A lot or a little?
The parents' guide to what's in this game.
What parents need to know
Parents need to know that Panda Poet is a browser-based word game that can be played against other opponents locally or over the Web or against the computer. It has no inherently provocative content, though players can spell light cuss words with double meanings, such as “ass.” Players can also chat with random online opponents via a simple text box, creating the potential for inappropriate conversations and the exchange of identifying information with strangers.
What's it about?
PANDA POET is a word game played in your Web browser against local players, online players, or the computer. Players take turns spelling words by combining any of the letters currently shown on the game board. Some letters offer bonuses and score multipliers, but the real trick is in creating and stealing pandas. Pandas are formed with each letter you use, and rectangular groups of adjacent pandas turn into a single large panda. These big pandas are worth bonus points at the end of the game, and can alter the outcome of a match. Pandas can change ownership if players use adjacent letters, which means the tide of a game can shift dramatically with just a few well-chosen letters in the final rounds. The free version offers players just one seven-by-seven game board supported with ads. Pay $2.99 for the full version and the ads will disappear. You’ll also gain access to bigger game boards.
Is it any good?
Panda Poet doesn’t feel much like any other word game we’ve run across -- which is saying something, given the glut of cheap word-based games flooding the web. Its turn-based nature and square tile board filled with letters assigned varying points give it a vaguely Scrabble-like flavor. Similarities to Bookworm, Boggle, and Word Racer are present, too. However, the ability to grab letters from anywhere on the board and strategic objective to create pictographic panda blocks gives it a feel all its own.
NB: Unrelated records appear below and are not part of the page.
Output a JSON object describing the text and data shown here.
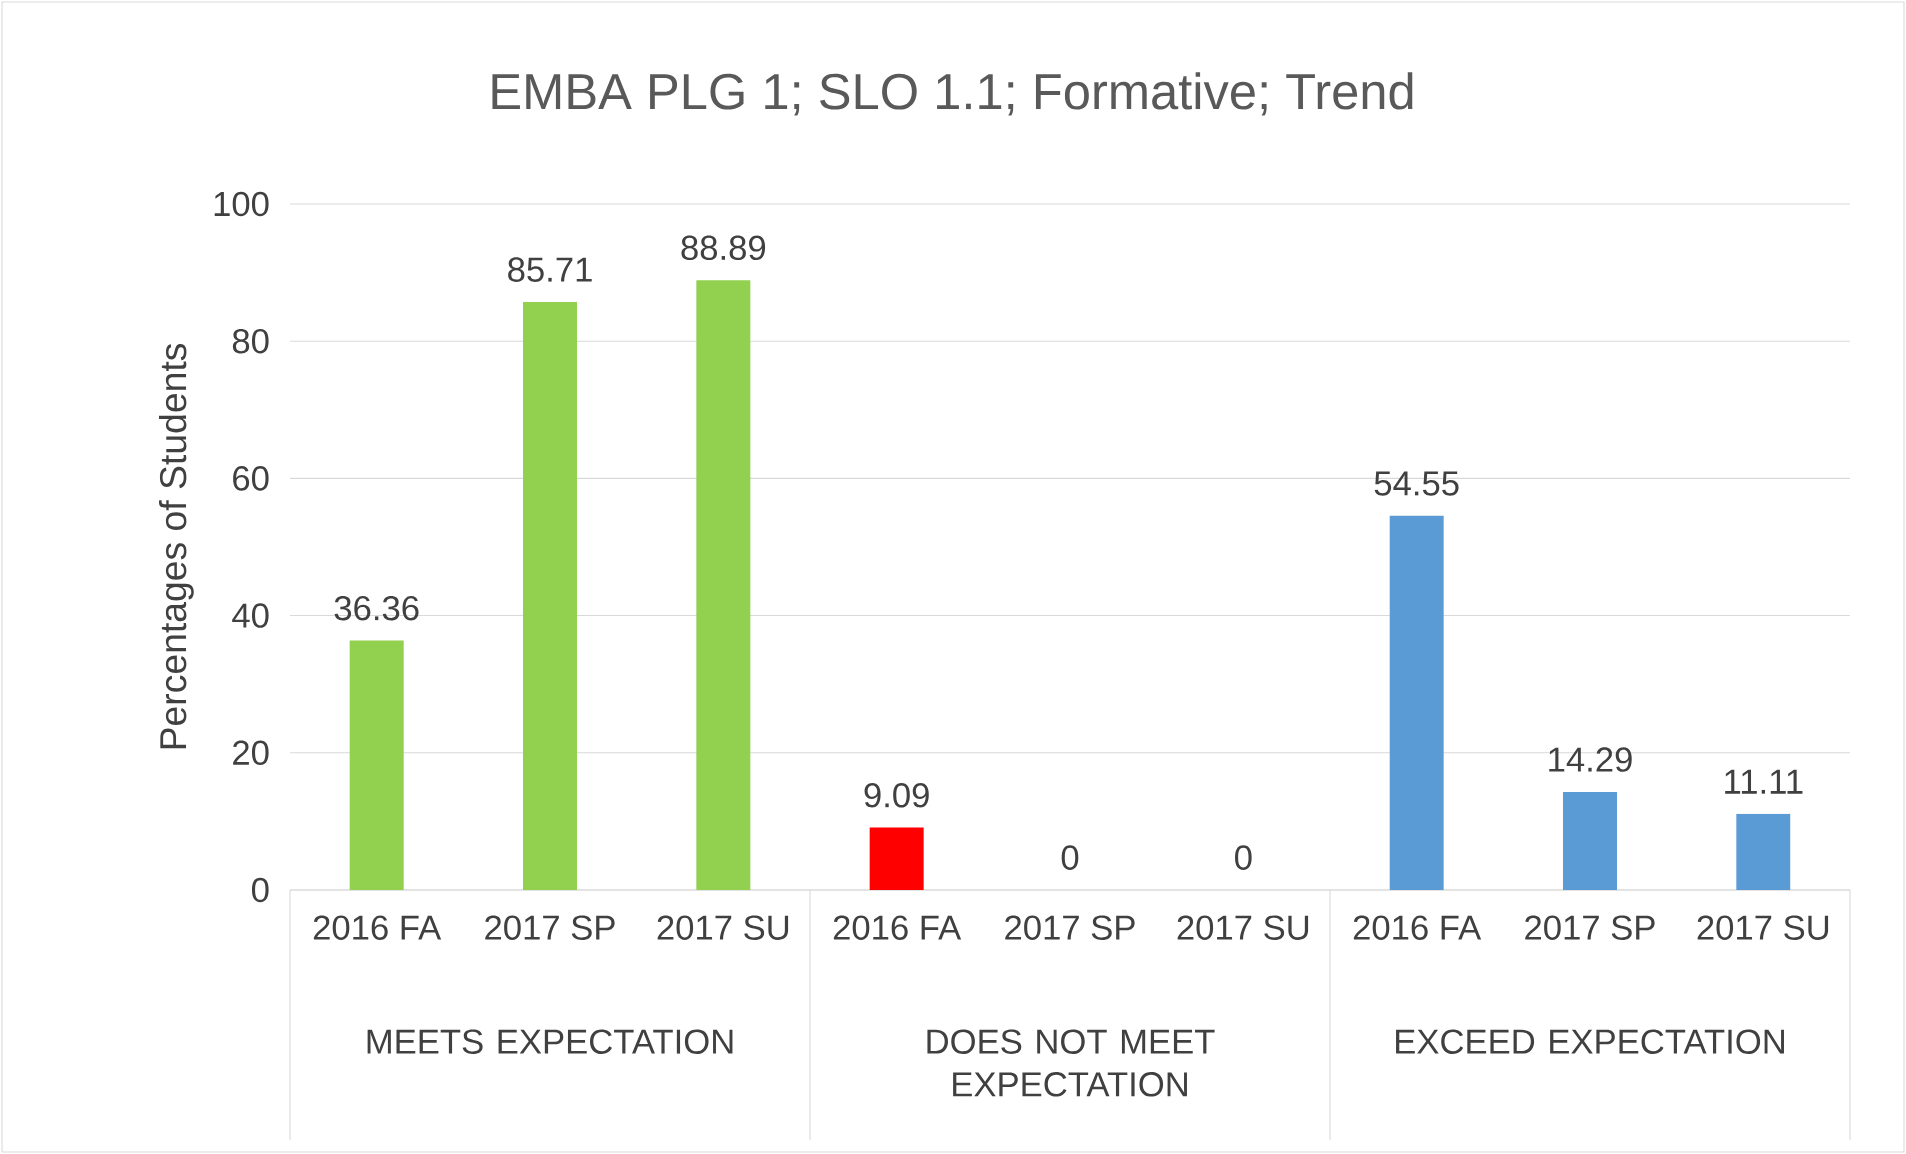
{
  "chart_data": {
    "type": "bar",
    "title": "EMBA PLG 1; SLO 1.1; Formative; Trend",
    "ylabel": "Percentages of Students",
    "categories": [
      "2016 FA",
      "2017 SP",
      "2017 SU",
      "2016 FA",
      "2017 SP",
      "2017 SU",
      "2016 FA",
      "2017 SP",
      "2017 SU"
    ],
    "values": [
      36.36,
      85.71,
      88.89,
      9.09,
      0,
      0,
      54.55,
      14.29,
      11.11
    ],
    "colors": [
      "#92d050",
      "#92d050",
      "#92d050",
      "#ff0000",
      "#ff0000",
      "#ff0000",
      "#5b9bd5",
      "#5b9bd5",
      "#5b9bd5"
    ],
    "annotations": [
      "MEETS EXPECTATION",
      "DOES NOT MEET EXPECTATION",
      "EXCEED EXPECTATION"
    ],
    "ylim": [
      0,
      100
    ],
    "yticks": [
      0,
      20,
      40,
      60,
      80,
      100
    ],
    "grid": "y",
    "data_labels": true
  }
}
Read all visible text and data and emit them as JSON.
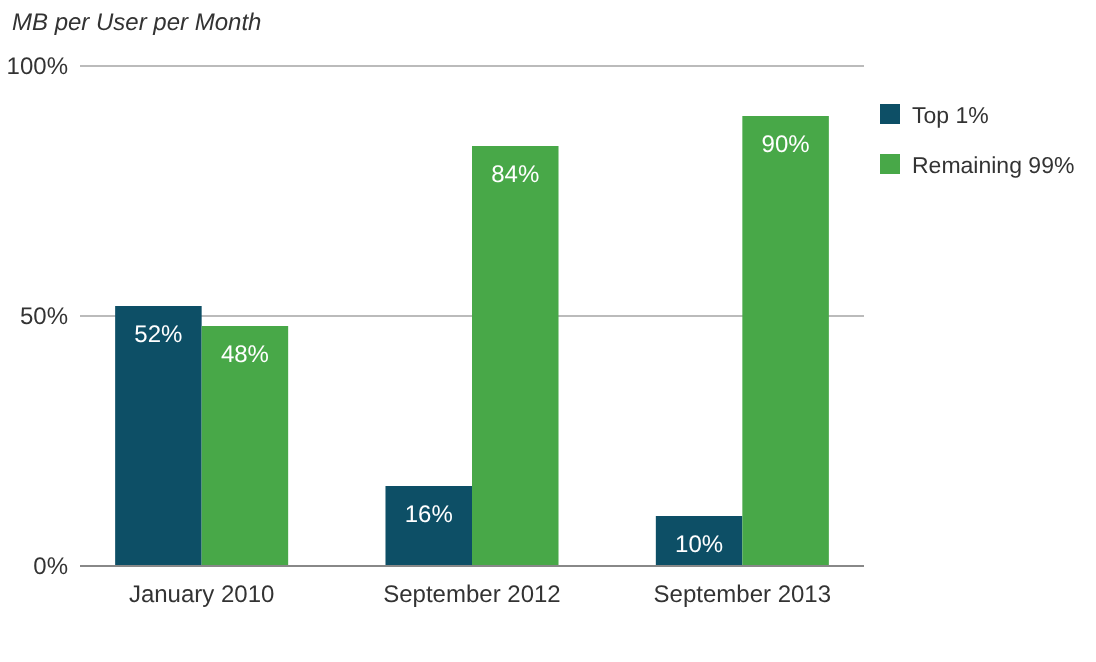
{
  "chart_data": {
    "type": "bar",
    "title": "MB per User per Month",
    "categories": [
      "January 2010",
      "September 2012",
      "September 2013"
    ],
    "series": [
      {
        "name": "Top 1%",
        "color": "#0d4f66",
        "values": [
          52,
          16,
          10
        ],
        "value_labels": [
          "52%",
          "16%",
          "10%"
        ]
      },
      {
        "name": "Remaining 99%",
        "color": "#48a848",
        "values": [
          48,
          84,
          90
        ],
        "value_labels": [
          "48%",
          "84%",
          "90%"
        ]
      }
    ],
    "ylim": [
      0,
      100
    ],
    "yticks": [
      {
        "value": 0,
        "label": "0%"
      },
      {
        "value": 50,
        "label": "50%"
      },
      {
        "value": 100,
        "label": "100%"
      }
    ],
    "grid": "y",
    "legend": "right"
  }
}
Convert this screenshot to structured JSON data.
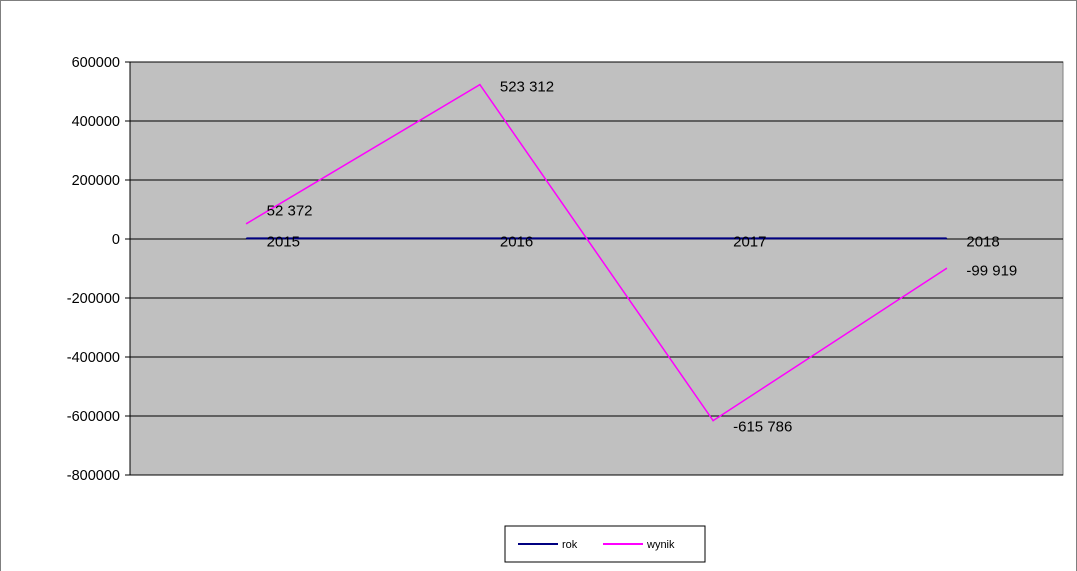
{
  "chart_data": {
    "type": "line",
    "categories": [
      "2015",
      "2016",
      "2017",
      "2018"
    ],
    "series": [
      {
        "name": "rok",
        "values": [
          2015,
          2016,
          2017,
          2018
        ],
        "color": "#000080",
        "labels": [
          "2015",
          "2016",
          "2017",
          "2018"
        ]
      },
      {
        "name": "wynik",
        "values": [
          52372,
          523312,
          -615786,
          -99919
        ],
        "color": "#ff00ff",
        "labels": [
          "52 372",
          "523 312",
          "-615 786",
          "-99 919"
        ]
      }
    ],
    "yticks": [
      "600000",
      "400000",
      "200000",
      "0",
      "-200000",
      "-400000",
      "-600000",
      "-800000"
    ],
    "ylim": [
      -800000,
      600000
    ],
    "plot_background": "#c0c0c0",
    "grid": true,
    "legend_position": "bottom-center"
  }
}
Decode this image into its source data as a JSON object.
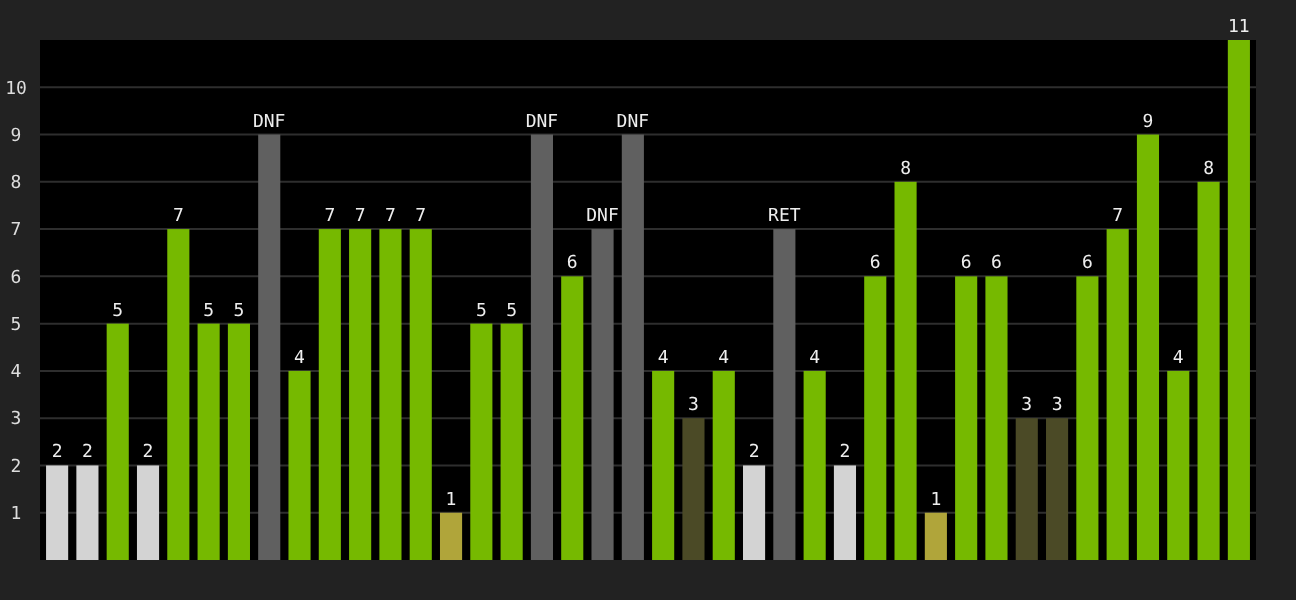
{
  "chart_data": {
    "type": "bar",
    "categories": [
      null,
      null,
      null,
      null,
      null,
      null,
      null,
      null,
      null,
      null,
      null,
      null,
      null,
      null,
      null,
      null,
      null,
      null,
      null,
      null,
      null,
      null,
      null,
      null,
      null,
      null,
      null,
      null,
      null,
      null,
      null,
      null,
      null,
      null,
      null,
      null,
      null,
      null,
      null,
      null
    ],
    "values": [
      2,
      2,
      5,
      2,
      7,
      5,
      5,
      9,
      4,
      7,
      7,
      7,
      7,
      1,
      5,
      5,
      9,
      6,
      7,
      9,
      4,
      3,
      4,
      2,
      7,
      4,
      2,
      6,
      8,
      1,
      6,
      6,
      3,
      3,
      6,
      7,
      9,
      4,
      8,
      11
    ],
    "value_labels": [
      "2",
      "2",
      "5",
      "2",
      "7",
      "5",
      "5",
      "DNF",
      "4",
      "7",
      "7",
      "7",
      "7",
      "1",
      "5",
      "5",
      "DNF",
      "6",
      "DNF",
      "DNF",
      "4",
      "3",
      "4",
      "2",
      "RET",
      "4",
      "2",
      "6",
      "8",
      "1",
      "6",
      "6",
      "3",
      "3",
      "6",
      "7",
      "9",
      "4",
      "8",
      "11"
    ],
    "colors": [
      "#d3d3d3",
      "#d3d3d3",
      "#76b900",
      "#d3d3d3",
      "#76b900",
      "#76b900",
      "#76b900",
      "#606060",
      "#76b900",
      "#76b900",
      "#76b900",
      "#76b900",
      "#76b900",
      "#b0a53a",
      "#76b900",
      "#76b900",
      "#606060",
      "#76b900",
      "#606060",
      "#606060",
      "#76b900",
      "#4b4a26",
      "#76b900",
      "#d3d3d3",
      "#606060",
      "#76b900",
      "#d3d3d3",
      "#76b900",
      "#76b900",
      "#b0a53a",
      "#76b900",
      "#76b900",
      "#4b4a26",
      "#4b4a26",
      "#76b900",
      "#76b900",
      "#76b900",
      "#76b900",
      "#76b900",
      "#76b900"
    ],
    "ylim": [
      0,
      11
    ],
    "yticks": [
      1,
      2,
      3,
      4,
      5,
      6,
      7,
      8,
      9,
      10
    ],
    "grid": "y"
  }
}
It’s not quite as accessible as you might hope -- we found it difficult to work out the rules behind the panda-stealing system without playing the tutorial -- but it remains fun even as you’re working things out. Word game fans would do well to give this one a shot, especially given the basic edition is free.
Talk to your kids about ...
Families can talk about having fun with words. What kind of word games can you make up? Have you tried rearranging words on signs while waiting for a doctor’s appointment, or attempting to come up with anagrams using your name?
Families can also discuss online safety. What sort of things should you never reveal about yourself to strangers online? What would you do if you thought an online stranger was prying for personal information?